15. Ceza Dairesi 2016/3349 E. , 2016/8327 K.
"İçtihat Metni"MAHKEMESİ :Asliye Ceza Mahkemesi
SUÇ : Dolandırıcılık
HÜKÜM : TCK"nın 157/1, 62/1, 52/2, 53, 58 maddeleri gereğince mahkumiyet
Dolandırıcılık suçundan sanığın mahkumiyetine ilişkin hüküm, sanık tarafından temyiz edilmekle, dosya incelenerek gereği düşünüldü;
Eski hale getirme talebiyle birlikte temyiz isteğinde de bulunulması halinde, eski hale getirme talebi hususunda karar verme yetkisi Yargıtay"ın ilgili dairesine ait olduğundan ve sanığın 27/01/2014 tarihli dilekçesinde, tebliğin usulsüzlüğünden bahisle eski hale getirme talebiyle birlikte dosyanın tekrar gözden geçirilmesi isteğiyle temyiz iradesini de ortaya koyduğundan, eski hale getirme talebinin kabulüne ilişkin 31/01/2014 günlü ek kararın yok hükmünde olduğu kabul edilerek yapılan incelemede;
Gerekçeli kararın tebliğ edildiği 20/12/2013 tarihi itibariyle sanığın,... E Tipi Kapalı Ceza İnfaz Kurumu"nda,.... Sulh Ceza Mahkemesi"nin 2013/168 Esas, 2013/168 Karar sayılı ilamı ile hükmolunan cezayı infaz etmekte olduğu, bu nedenle anılan tebliğin 7201 sayılı Tebligat Kanunu"nun 19. Maddesi gereğince hukuki sonuç doğurmayacağı, aynı yasanın 32/2 maddesi gereğince, sanığın usulsüz tebliğden haberdar olarak temyiz dilekçesi sunduğu tarih itibariyle temyiz isteğinin süresinde olduğu kabul edilerek,
5237 sayılı TCK.nın 53.maddesinin (1), (2), ve (4) numaralı fıkralarıyla ilgili olarak Anayasa Mahkemesi"nin verdiği 08.10.2015 tarihli ve E.2014/140, K.2015/85 sayılı kısmi iptal kararının, 24.11.2015 tarihli Resmi Gazete"de yayımlanarak yürürlüğe girdiğinden koşulları oluşması halinde infaz aşamasında gözetilmesi mümkün görülmüştür.

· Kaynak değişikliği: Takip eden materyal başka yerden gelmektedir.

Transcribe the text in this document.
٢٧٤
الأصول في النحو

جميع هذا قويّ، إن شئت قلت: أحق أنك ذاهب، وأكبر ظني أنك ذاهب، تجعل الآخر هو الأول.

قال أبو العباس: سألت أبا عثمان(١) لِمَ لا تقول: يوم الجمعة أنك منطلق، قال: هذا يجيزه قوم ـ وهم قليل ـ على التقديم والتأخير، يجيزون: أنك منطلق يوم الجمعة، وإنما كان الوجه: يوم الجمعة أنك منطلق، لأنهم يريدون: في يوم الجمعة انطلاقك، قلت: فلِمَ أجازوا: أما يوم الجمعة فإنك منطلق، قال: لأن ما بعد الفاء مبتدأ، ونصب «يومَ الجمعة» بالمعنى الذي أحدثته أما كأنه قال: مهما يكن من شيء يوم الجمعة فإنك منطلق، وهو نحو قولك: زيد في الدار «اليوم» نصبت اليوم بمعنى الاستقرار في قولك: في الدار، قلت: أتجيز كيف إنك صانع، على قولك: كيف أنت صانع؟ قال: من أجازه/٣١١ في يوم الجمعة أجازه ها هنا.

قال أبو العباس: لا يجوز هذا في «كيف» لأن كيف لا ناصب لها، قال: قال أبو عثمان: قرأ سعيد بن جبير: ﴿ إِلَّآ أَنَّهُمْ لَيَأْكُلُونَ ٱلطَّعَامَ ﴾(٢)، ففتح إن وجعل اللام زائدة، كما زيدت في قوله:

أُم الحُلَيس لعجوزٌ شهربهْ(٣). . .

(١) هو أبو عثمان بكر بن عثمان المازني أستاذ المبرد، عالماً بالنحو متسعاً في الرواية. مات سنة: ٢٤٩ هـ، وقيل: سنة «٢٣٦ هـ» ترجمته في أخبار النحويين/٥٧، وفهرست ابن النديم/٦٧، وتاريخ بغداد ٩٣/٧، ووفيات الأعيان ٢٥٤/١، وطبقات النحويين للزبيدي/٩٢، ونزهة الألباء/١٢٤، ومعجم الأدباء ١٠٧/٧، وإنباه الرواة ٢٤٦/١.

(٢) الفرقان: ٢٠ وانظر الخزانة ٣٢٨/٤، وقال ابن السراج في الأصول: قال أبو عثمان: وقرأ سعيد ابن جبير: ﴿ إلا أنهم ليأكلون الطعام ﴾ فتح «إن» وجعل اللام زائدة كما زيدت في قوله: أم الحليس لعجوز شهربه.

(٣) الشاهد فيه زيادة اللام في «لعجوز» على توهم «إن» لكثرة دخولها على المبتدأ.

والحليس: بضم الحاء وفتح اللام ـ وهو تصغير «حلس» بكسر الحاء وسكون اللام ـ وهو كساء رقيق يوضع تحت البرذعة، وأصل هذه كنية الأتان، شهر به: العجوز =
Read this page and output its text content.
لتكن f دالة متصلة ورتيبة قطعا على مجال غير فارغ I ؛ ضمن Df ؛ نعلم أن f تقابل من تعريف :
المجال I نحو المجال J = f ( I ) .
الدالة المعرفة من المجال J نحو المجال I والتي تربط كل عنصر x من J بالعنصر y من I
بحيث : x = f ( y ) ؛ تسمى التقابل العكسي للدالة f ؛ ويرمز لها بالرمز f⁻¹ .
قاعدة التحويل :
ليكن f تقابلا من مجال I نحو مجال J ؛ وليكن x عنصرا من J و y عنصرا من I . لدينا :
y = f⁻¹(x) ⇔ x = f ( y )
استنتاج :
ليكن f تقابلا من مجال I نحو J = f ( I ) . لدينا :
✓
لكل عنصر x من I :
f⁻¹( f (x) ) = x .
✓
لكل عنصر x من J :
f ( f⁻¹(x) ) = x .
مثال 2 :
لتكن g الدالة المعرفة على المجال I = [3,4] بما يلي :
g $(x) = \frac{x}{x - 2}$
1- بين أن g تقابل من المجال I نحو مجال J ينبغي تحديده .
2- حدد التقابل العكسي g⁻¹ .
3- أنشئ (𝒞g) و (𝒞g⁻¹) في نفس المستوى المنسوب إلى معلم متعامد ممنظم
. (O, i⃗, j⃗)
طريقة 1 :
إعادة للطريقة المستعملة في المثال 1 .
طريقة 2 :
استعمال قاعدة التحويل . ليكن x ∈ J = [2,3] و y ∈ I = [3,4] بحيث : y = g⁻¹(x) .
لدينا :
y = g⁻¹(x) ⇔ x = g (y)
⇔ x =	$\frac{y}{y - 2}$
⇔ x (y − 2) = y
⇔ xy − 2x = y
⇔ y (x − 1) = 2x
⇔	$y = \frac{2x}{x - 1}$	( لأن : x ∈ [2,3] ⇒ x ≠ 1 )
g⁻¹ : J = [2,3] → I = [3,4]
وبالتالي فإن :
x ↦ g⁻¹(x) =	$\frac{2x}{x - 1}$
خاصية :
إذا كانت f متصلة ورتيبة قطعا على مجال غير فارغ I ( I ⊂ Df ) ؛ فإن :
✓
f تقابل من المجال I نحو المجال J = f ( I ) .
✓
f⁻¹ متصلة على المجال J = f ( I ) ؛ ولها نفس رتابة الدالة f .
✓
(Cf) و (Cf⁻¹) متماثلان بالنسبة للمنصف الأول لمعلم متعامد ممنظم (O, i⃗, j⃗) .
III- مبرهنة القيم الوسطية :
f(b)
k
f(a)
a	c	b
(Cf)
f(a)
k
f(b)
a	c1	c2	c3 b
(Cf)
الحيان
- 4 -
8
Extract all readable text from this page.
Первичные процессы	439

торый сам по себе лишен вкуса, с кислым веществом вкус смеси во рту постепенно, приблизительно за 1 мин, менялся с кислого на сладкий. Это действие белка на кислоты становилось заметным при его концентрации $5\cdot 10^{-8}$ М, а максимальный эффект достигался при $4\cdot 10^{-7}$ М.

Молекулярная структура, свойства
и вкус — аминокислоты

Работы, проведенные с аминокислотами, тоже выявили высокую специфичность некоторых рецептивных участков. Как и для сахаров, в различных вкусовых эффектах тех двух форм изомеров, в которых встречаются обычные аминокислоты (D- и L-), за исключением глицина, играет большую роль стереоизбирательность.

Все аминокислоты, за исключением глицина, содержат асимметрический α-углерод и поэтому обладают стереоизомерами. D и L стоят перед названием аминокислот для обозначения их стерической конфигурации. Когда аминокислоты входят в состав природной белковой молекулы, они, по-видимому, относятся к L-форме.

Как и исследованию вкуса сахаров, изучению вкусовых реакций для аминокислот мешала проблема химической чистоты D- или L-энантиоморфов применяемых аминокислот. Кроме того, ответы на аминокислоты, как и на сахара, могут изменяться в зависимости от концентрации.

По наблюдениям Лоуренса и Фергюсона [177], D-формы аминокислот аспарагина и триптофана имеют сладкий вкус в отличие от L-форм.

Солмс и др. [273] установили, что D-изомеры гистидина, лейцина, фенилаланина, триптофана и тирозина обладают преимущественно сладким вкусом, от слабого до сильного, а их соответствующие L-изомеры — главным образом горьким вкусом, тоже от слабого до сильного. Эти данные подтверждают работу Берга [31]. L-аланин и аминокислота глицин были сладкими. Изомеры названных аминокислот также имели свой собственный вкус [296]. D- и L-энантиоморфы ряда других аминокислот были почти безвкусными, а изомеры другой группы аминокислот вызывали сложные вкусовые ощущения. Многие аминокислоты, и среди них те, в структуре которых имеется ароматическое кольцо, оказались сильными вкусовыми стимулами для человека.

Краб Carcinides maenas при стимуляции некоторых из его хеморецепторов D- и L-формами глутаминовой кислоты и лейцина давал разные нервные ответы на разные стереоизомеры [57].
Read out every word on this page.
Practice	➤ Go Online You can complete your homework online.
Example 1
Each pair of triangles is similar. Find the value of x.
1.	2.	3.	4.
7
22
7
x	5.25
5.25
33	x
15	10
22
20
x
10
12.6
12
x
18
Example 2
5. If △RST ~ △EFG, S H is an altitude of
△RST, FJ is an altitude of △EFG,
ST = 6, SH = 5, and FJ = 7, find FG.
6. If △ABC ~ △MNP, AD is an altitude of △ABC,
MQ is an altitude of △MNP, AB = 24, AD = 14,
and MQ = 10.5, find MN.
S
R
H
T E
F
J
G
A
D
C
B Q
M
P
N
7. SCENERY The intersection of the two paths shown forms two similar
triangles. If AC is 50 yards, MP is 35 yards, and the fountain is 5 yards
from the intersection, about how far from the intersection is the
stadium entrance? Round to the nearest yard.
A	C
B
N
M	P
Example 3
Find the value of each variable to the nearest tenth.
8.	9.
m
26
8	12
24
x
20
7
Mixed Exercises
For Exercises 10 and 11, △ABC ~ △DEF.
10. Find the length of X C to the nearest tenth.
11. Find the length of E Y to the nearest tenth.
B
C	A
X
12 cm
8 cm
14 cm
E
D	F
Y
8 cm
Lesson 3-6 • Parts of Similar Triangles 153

Sanık ..."ın temyiz dışı sanık ..."ın hesap numarasını aldığı ve telefonda katılana bu hesap numarasının bir şekilde verildiği, telefonda konuşan şahsın kendisini komiser olarak tanıtarak , 2.000 TL parayı bu hesaba yatırmasını istediği, sanıklar ... ve..."ın birlikte bankaya gittikleri, sanık ..."ın katılanın yatırdığı parayı.... şubesinden çektiği ve sanık ...’a verdiği, bu suretle her iki sanığın birlikte dolandırıcılık suçunu işledikleri gerekçesine dayanan kabulde bir isabetsizlik görülmemiştir.
Yapılan yargılamaya, toplanıp karar yerinde gösterilen delillere, mahkemenin kovuşturma sonuçlarına uygun olarak oluşan kanaat ve takdirine, incelenen dosya kapsamına göre, sanığın ifadesinin alınmadığına ve yokluğundan karar verildiğine ilişkin temyiz itirazlarının reddiyle, hükmün ONANMASINA, 03.11.2016 tarihinde oy birliğiyle karar verildi.